According to the ownership indicated in Kuaishou’s prospectus, it is expected to produce a minimum of four billionaires having a total wealth estimated at fifteen billion dollars. As per the Bloomberg Billionaires Index, founding partners Cheng Yixiao and Su Hua are expected to be worth over 5.5 billion dollars.

Also Read: Inspiration Journey of New Age Entrepreneur Eduardo Saverin

As a component of a group of companies that prospered with support from Tencent Holdings Limited, Kuaishou, which translates to “fast hand,” emerged as among China’s largest digital success stories of the previous ten years.

The company, together with TikTok’s parent organization ByteDance, invented the live-streaming along with bite-sized video formats that have subsequently been widely embraced by companies like Facebook Inc.

“The key resource of the internet is attention,” Su wrote in Kuaishou’s official biography in 2019. “It can be focused on large numbers of people like the sunlight, rather than a spotlight just on a certain group of people.

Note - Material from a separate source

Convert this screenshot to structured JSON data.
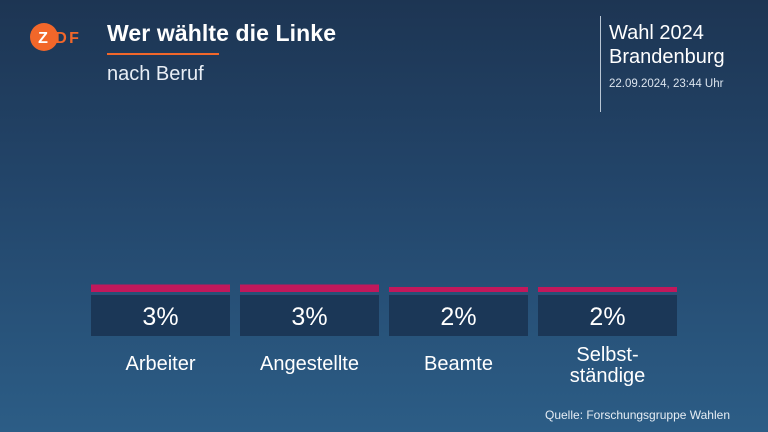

That’s the simple logic behind Kuaishou.”

Su Hua, a Hunan region native who attended the renowned Tsinghua University to study computer science, began working for Google in 2006 in Beijing.

He made $23,000 a year there, which was eight times the average wage in the nation at the time. As stated in Kuaishou’s memoir, he claimed to be “extremely happy,” but a visit to Silicon Valley eventually encouraged him to launch his own company.

The 38-year-old left Google amid the economic downturn to launch his own, unsuccessful video advertising business. He met Cheng in 2011 after a brief term with Baidu Inc., and they quickly agreed to work together.

The pair turned the Kuaishou app from a GIF generator to the social video-sharing platform it is now in 2013, originally becoming well-known for their depictions of rural China.